Она наклонилась к оконной раме, и поток теплого воздуха растрепал ей волосы, так что они заструились вокруг ее лица и по плечам, и в этот момент ей на глаза попалась движущаяся в саду тень — сознательно движущаяся тень.

Мэдлин уже задула свечу, и ее глаза успели привыкнуть к темноте; некоторое время она пристально всматривалась и пришла к выводу, что это мужчина и он направляется к дому. Он двигался уверенно и целенаправленно, хотя и осторожно — правильнее сказать, крался.

Будучи уверена, что он направляется к раздвижным дверям утренней гостиной, Мэдлин отошла от окна, на секунду задержалась возле туалетного столика, чтобы взять тяжелый серебряный подсвечник, и, тихо ступая, двинулась к двери.

Зная дом как свои пять пальцев, Мэдлин под покровом темноты, бесшумно ступая ночными туфлями по ковровой дорожке коридора, направилась к лестничной площадке.

Она была уверена, что мужчина, которого она заметила в саду, явно не Эдмонд и не Бен, но при тусклом свете не могла разобрать, был ли это Гарри или кто-то другой.

Мысль о Гарри, о доказательстве его продолжающегося возмужания, которому она стала свидетелем в этот вечер, заставила ее понять, как сильно он на самом деле повзрослел.

Возможно ли, что мужчина, которого она увидела, это Гарри, возвращающийся с какой-то встречи?
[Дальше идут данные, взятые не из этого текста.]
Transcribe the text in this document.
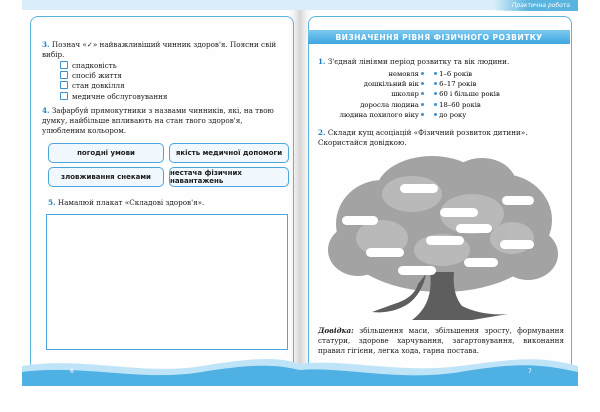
3. Познач «✓» найважливіший чинник здоров'я. Поясни свій вибір.
спадковість
спосіб життя
стан довкілля
медичне обслуговування
4. Зафарбуй прямокутники з назвами чинників, які, на твою думку, найбільше впливають на стан твого здоров'я, улюбленим кольором.
погодні умови	якість медичної допомоги
зловживання снеками	нестача фізичних навантажень
5. Намалюй плакат «Складові здоров'я».
6
Практична робота
ВИЗНАЧЕННЯ РІВНЯ ФІЗИЧНОГО РОЗВИТКУ
1. З'єднай лініями період розвитку та вік людини.
немовля
дошкільний вік
школяр
доросла людина
людина похилого віку
1–6 років
6–17 років
60 і більше років
18–60 років
до року
2. Склади кущ асоціацій «Фізичний розвиток дитини». Скористайся довідкою.
Довідка: збільшення маси, збільшення зросту, формування статури, здорове харчування, загартовування, виконання правил гігієни, легка хода, гарна постава.
7
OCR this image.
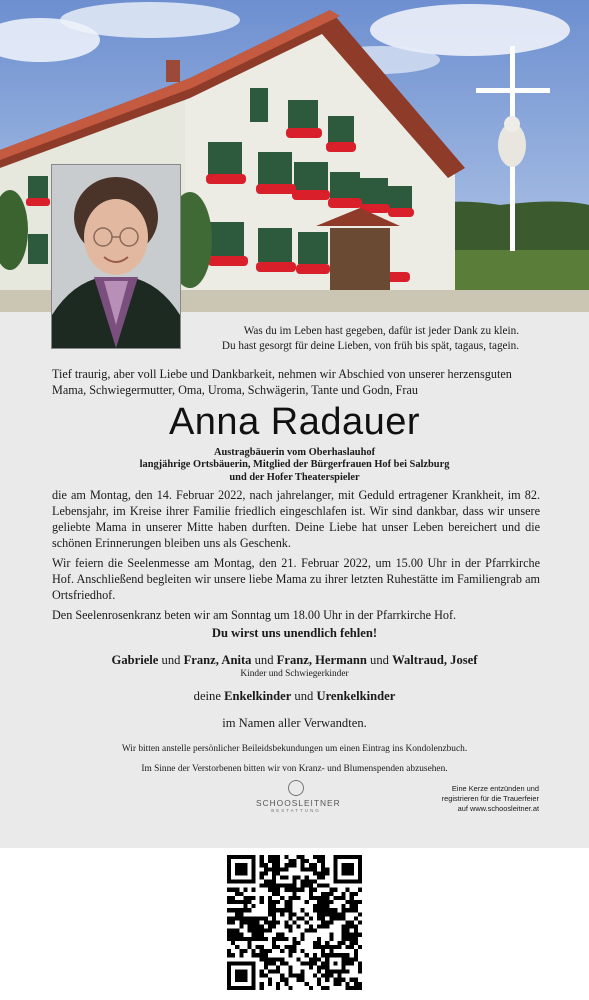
Was du im Leben hast gegeben, dafür ist jeder Dank zu klein.
Du hast gesorgt für deine Lieben, von früh bis spät, tagaus, tagein.
Tief traurig, aber voll Liebe und Dankbarkeit, nehmen wir Abschied von unserer herzensguten
Mama, Schwiegermutter, Oma, Uroma, Schwägerin, Tante und Godn, Frau
Anna Radauer
Austragbäuerin vom Oberhaslauhof
langjährige Ortsbäuerin, Mitglied der Bürgerfrauen Hof bei Salzburg
und der Hofer Theaterspieler

die am Montag, den 14. Februar 2022, nach jahrelanger, mit Geduld ertragener Krankheit, im 82. Lebensjahr, im Kreise ihrer Familie friedlich eingeschlafen ist. Wir sind dankbar, dass wir unsere geliebte Mama in unserer Mitte haben durften. Deine Liebe hat unser Leben bereichert und die schönen Erinnerungen bleiben uns als Geschenk.

Wir feiern die Seelenmesse am Montag, den 21. Februar 2022, um 15.00 Uhr in der Pfarrkirche Hof. Anschließend begleiten wir unsere liebe Mama zu ihrer letzten Ruhestätte im Familiengrab am Ortsfriedhof.

Den Seelenrosenkranz beten wir am Sonntag um 18.00 Uhr in der Pfarrkirche Hof.

Du wirst uns unendlich fehlen!
Gabriele und Franz, Anita und Franz, Hermann und Waltraud, Josef
Kinder und Schwiegerkinder
deine Enkelkinder und Urenkelkinder
im Namen aller Verwandten.
Wir bitten anstelle persönlicher Beileidsbekundungen um einen Eintrag ins Kondolenzbuch.
Im Sinne der Verstorbenen bitten wir von Kranz- und Blumenspenden abzusehen.
SCHOOSLEITNER
BESTATTUNG
Eine Kerze entzünden und
registrieren für die Trauerfeier
auf www.schoosleitner.at
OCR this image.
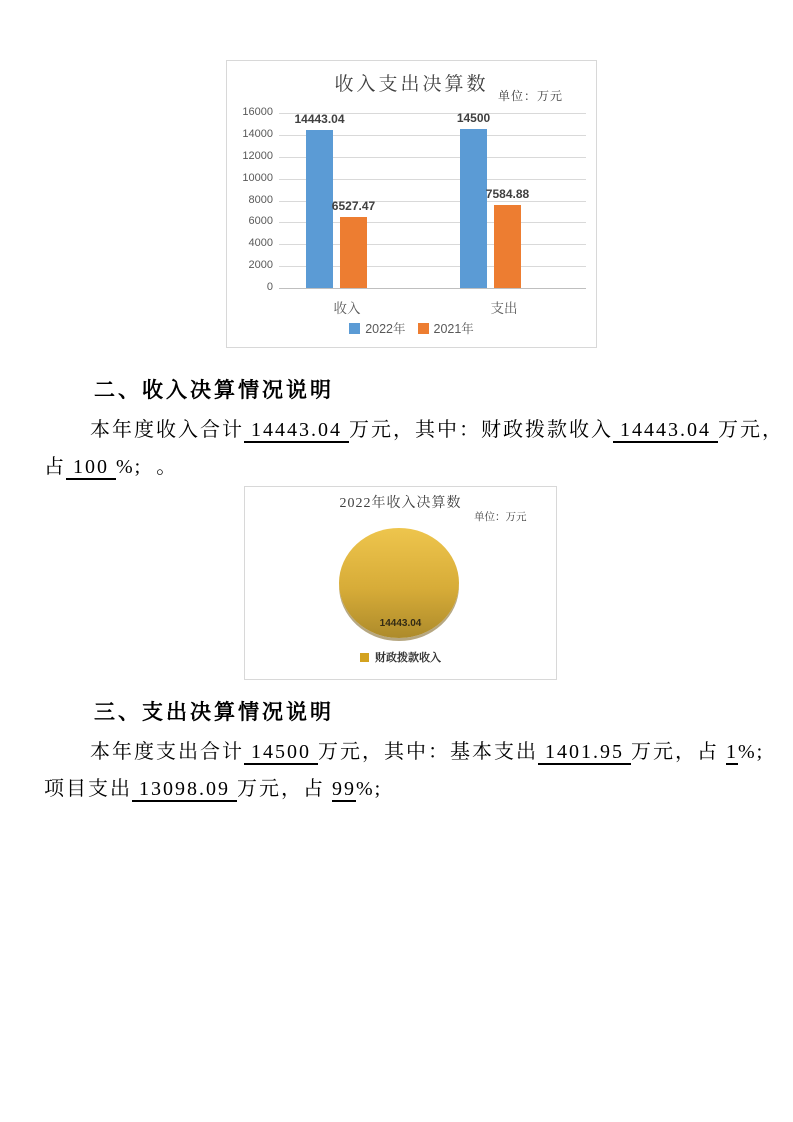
收入支出决算数
单位：万元
0
2000
4000
6000
8000
10000
12000
14000
16000
14443.04
6527.47
收入
14500
7584.88
支出
2022年 2021年
二、收入决算情况说明
本年度收入合计 14443.04 万元，其中：财政拨款收入 14443.04 万元，
占 100 %;  。
2022年收入决算数
单位：万元
14443.04
财政拨款收入
三、支出决算情况说明
本年度支出合计 14500 万元，其中：基本支出 1401.95 万元，占 1%;
项目支出 13098.09 万元，占 99%;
Учитывая, сколько времени прошло после их возвращения домой, такое вполне возможно.

Если это Гарри, то он будет безмерно сконфужен и никогда не простит ей, если она поднимет весь дом.

А если это не Гарри… то у них в доме незваный гость.

Настороженно прислушиваясь, Мэдлин смогла уловить… нет, не шаги, а только слабое поскрипывание досок и по знакомым звукам определила, что мужчина пересек утреннюю гостиную. Стоя у перил лестницы, она заглянула вниз, в темную яму парадного холла, и увидела, как открывается дверь утренней гостиной.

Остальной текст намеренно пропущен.